Biographical Sketch of Thomas Stafford Rubidge
Back to Rubidge Genealogy Page
From Association of Ontario Land Surveyors Report 1915 pp. 86-88.
THOMAS STAFFORD RUBIDGE.
[photograph]
Mr. Rubidge was admitted to practice February 9th, 1849.
He was engaged upon the engineering staff of Williamsburg Canals, and resident engineer at Iroquois in 1884-48; 1852-60, engineering staff Grand Trunk Railway in charge of surveys and construction between Cornwall and Prescott; 1860-63, engineering staff Board of Works in charge of harbor and other surveys in Ontario; 1865-72, Intercolonial Railway surveys and construction in New Brunswick and Nova Scotia; 1872-82, St. Lawrence Canals, engineer in charge of surveys for a 14-foot navigation, Lake St. Francis to Kingston; 1881-88, superintending engineer in charge of Trent Canal's surveys and construction; 1888-1904, superintending engineer St. Lawrence Canals for 14-foot navigation including intermediate river reaches. It was, however, as a hydraulic engineer that Mr. Rubidge was best known, and it was the improvement of the navigation of the River St. Lawrence, between Montreal and Kingston, to which his great experience and ability were principally directed.
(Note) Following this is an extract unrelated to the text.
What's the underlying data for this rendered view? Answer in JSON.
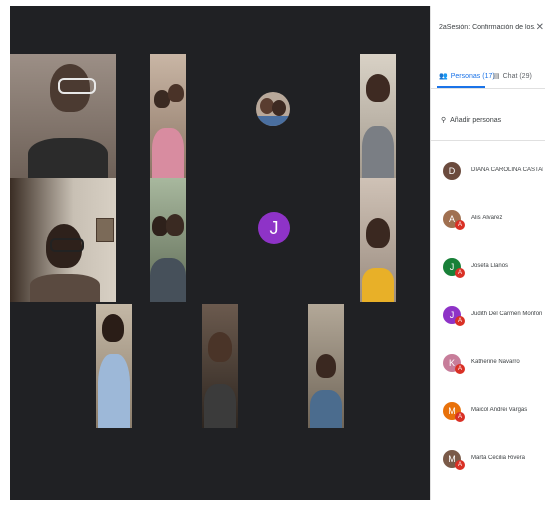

Upon the death of Mr. John Page, in 1890, Mr. Rubidge was offered the position of Chief Engineer of Canals by the late Sir John A. Macdonald. This honor he declined as he preferred to devote his remaining years to the improvement of the St. Lawrence route. A few years ago it was intimated to him that he would be appointed one of the consulting engineers of the Panama Canal if he were willing to accept the position; this he also declined, and at the time of his death the commission for the construction of the New York barge canals were about to offer him the position of consulting engineer, he having been previously unofficially notified of their decision. As a hydraulic engineer, Mr. Rubidge was not only a man of great ability, but he was always abreast of the times. With him civil engineering was a progressive science, and he was ever ready to discard old methods the moment he found the modern ones were better.
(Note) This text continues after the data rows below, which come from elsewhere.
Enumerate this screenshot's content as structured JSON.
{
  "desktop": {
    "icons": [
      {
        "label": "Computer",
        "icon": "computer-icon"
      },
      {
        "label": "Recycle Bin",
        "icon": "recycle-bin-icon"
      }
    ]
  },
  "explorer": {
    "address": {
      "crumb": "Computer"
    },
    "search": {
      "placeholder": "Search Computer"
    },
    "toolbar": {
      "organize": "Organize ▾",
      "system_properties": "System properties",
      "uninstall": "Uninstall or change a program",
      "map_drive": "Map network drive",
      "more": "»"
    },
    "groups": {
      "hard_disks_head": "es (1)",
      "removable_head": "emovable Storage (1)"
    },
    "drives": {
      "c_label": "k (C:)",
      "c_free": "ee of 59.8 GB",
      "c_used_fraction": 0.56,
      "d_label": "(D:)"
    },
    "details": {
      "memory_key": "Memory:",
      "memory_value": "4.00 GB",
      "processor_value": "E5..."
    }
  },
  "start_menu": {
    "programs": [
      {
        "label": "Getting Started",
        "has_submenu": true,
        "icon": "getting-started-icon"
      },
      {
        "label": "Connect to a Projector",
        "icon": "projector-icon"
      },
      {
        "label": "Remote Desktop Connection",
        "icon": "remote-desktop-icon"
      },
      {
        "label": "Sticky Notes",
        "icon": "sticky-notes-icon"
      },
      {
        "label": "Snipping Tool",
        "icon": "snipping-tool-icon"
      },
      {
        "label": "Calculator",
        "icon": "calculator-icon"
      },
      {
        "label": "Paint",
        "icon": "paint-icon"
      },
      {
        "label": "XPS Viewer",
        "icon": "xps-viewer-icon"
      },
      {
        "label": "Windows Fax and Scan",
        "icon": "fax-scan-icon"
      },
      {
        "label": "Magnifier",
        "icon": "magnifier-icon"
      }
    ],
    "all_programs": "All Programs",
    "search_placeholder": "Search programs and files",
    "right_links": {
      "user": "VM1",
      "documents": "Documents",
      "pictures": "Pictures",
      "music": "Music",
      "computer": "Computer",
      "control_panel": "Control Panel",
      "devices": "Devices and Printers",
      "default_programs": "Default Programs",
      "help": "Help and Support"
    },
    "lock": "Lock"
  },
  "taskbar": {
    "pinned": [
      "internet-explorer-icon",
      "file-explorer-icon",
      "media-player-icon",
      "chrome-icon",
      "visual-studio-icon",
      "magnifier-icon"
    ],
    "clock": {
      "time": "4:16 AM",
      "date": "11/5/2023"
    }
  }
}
It was not only as an engineer that Mr. Rubidge was known for we find that during the "Trent Affair" in October, 1861, he was requested by the General Officer Commanding to raise a field battery for service along the St. Lawrence River and Canals between Cornwall and Prescott. This he at once did, and for several years Captain Rubidge was in command of it. As a recognition of his services he received a medal from the Canadian Government a few years ago, and the deed to a grant of land in Northern Ontario from the Provincial Government.